W rozmowie z PAP rzecznik Platformy wyjaśnił, że chodzi o wypowiedź, która padła na antenie TVP Info w ostatnią niedzielę.
– Rząd Tuska zrobił wszystko, co mógł, żeby uzależnić Polskę od rosyjskiego gazu. Tylko przez to, że jeszcze przez dwa lata żył Lech Kaczyński, zanim Tusk pozwolił go zabić Putinowi, nie udało się tych działań podjąć na tyle mocno i na tyle głęboko, że mogliśmy to wszystko w czasie rządów PiS odkręcić – powiedział wówczas Sakiewicz.
Tomasz Sakiewicz podtrzymuje słowa o Tusku
W piątkowej rozmowie z PAP redaktor naczelny „Gazety Polskiej” podtrzymał te słowa. „Sprawa jest oczywista, to przecież rząd podjął decyzję o obniżeniu statusu (lotu TU-154M) HEAD. To prawa ręka Donalda Tuska, pan (Tomasz) Arabski umawiał się z KGB-istami w Moskwie, co do przebiegu wizyty, a potem w czasie śledztwa się zachował tak, jakby był współwinny. To tylko potwierdzało moim zdaniem, że ryzykowali życiem prezydenta. Czy to planowali, tego nie wiem” – powiedział Sakiewicz.
„Dzisiaj wszystkie fakty, łącznie z ustaleniami podkomisji smoleńskiej na to wskazują” – dodał.
Zdaniem Sakiewicza, Tusk powinien odpowiedzieć karnie za swe postępowanie. „Nie rozumiem dlaczego ten człowiek nie siedzi jeszcze w więzieniu” – zaznaczył redaktor naczelny „Gazety Polskiej”.
Sakiewicz przegrał z Kramkiem i Budką ws. okładek „Gazety Polskiej”
W lipcu ub.r. sąd pierwszej instancji skazał ponownie Tomasza Sakiewicza w procesie wytoczonym mu przez Bartosza Kramka.
Sakiewicz został pozwany za okładkę „Gazety Polskiej” z sierpnia 2017 roku, przedstawiającą żołnierzy Wehrmachtu z tytułem „Nowa kampania wrześniowa. Znamy plany jesiennego puczu”. Jeden z niemieckich żołnierzy miał na niej twarz Bartosza Kramka, męża Ludmiły Kozłowskiej, szefowej Fundacji Otwarty Dialog.

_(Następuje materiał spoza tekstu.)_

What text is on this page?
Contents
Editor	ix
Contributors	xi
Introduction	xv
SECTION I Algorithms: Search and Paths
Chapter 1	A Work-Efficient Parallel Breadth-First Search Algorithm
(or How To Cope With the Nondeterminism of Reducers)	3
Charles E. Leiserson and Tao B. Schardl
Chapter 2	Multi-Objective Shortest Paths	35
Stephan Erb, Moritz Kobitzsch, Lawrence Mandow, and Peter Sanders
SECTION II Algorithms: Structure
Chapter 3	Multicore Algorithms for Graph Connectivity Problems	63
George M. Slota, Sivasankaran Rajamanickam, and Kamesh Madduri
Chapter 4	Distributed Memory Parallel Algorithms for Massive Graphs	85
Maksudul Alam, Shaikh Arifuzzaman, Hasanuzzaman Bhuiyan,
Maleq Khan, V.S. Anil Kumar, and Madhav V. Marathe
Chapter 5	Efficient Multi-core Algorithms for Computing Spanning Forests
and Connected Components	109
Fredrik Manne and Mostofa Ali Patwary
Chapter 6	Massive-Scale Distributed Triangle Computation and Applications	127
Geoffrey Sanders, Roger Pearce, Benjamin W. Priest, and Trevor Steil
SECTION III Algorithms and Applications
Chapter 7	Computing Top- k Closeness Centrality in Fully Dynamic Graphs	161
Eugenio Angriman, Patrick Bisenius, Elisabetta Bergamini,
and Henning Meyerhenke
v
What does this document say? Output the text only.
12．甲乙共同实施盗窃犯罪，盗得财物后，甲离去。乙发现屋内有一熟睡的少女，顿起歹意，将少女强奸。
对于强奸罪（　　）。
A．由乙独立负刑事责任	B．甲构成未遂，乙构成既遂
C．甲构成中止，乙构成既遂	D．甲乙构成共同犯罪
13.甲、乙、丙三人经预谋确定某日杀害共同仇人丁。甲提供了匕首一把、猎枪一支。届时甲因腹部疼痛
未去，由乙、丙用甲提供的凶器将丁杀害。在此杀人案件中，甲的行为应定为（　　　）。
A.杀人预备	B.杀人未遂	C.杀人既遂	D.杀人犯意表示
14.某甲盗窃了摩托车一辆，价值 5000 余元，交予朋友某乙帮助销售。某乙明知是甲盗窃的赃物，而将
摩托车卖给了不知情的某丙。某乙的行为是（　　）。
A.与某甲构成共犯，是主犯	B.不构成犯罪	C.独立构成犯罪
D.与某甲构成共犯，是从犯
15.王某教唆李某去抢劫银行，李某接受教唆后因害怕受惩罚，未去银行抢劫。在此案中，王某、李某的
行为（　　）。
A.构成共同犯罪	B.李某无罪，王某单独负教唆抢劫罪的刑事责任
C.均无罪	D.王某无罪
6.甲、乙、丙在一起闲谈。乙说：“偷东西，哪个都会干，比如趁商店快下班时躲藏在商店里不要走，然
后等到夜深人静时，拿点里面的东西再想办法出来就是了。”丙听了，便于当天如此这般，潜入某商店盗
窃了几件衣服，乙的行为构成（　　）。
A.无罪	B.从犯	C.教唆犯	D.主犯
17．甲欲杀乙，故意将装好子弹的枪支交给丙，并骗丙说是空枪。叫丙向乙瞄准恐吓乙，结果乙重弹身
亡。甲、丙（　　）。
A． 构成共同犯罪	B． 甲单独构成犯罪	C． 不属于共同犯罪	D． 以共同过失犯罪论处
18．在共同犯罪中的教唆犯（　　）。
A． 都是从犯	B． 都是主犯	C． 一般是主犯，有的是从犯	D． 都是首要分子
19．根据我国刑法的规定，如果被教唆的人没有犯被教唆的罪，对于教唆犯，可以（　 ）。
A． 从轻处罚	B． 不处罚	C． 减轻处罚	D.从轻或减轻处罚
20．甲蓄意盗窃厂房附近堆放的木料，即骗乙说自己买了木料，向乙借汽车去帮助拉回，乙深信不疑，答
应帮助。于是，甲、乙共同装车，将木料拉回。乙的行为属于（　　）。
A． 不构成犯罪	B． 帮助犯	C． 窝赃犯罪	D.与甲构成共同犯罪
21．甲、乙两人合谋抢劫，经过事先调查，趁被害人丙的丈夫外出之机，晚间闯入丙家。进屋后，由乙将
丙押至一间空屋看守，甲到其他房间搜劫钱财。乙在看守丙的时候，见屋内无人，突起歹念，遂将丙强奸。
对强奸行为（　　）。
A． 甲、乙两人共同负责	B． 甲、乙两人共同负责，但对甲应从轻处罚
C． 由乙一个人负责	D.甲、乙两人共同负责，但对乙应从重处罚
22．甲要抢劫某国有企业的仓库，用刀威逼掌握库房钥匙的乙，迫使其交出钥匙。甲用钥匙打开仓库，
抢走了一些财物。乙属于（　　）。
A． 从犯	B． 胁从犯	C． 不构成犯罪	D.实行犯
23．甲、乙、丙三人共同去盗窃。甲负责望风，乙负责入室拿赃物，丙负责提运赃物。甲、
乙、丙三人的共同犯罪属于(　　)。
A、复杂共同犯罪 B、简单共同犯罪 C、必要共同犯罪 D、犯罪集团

Z kolei w listopadzie ub.r. Sąd Okręgowy w Gliwicach orzekł, że Tomasz Sakiewicz i spółka wydająca „Gazetę Polską” mają przeprosić posła Platformy Obywatelskiej Borysa Budkę i wpłacić 10 tys. zł na Fundację WOŚP. Budka złożył pozew w sprawie okładki „Gazety Polskiej” z listopada 2020 roku, na której jego zdjęcie zamieszczono z napisem „Oni roznieśli zarazę i śmierć”.
– Sąd jest niekompetentny w tej sprawie – skomentował Tomasz Sakiewicz w rozmowie z Wirtualnemedia.pl i zapowiedział apelację.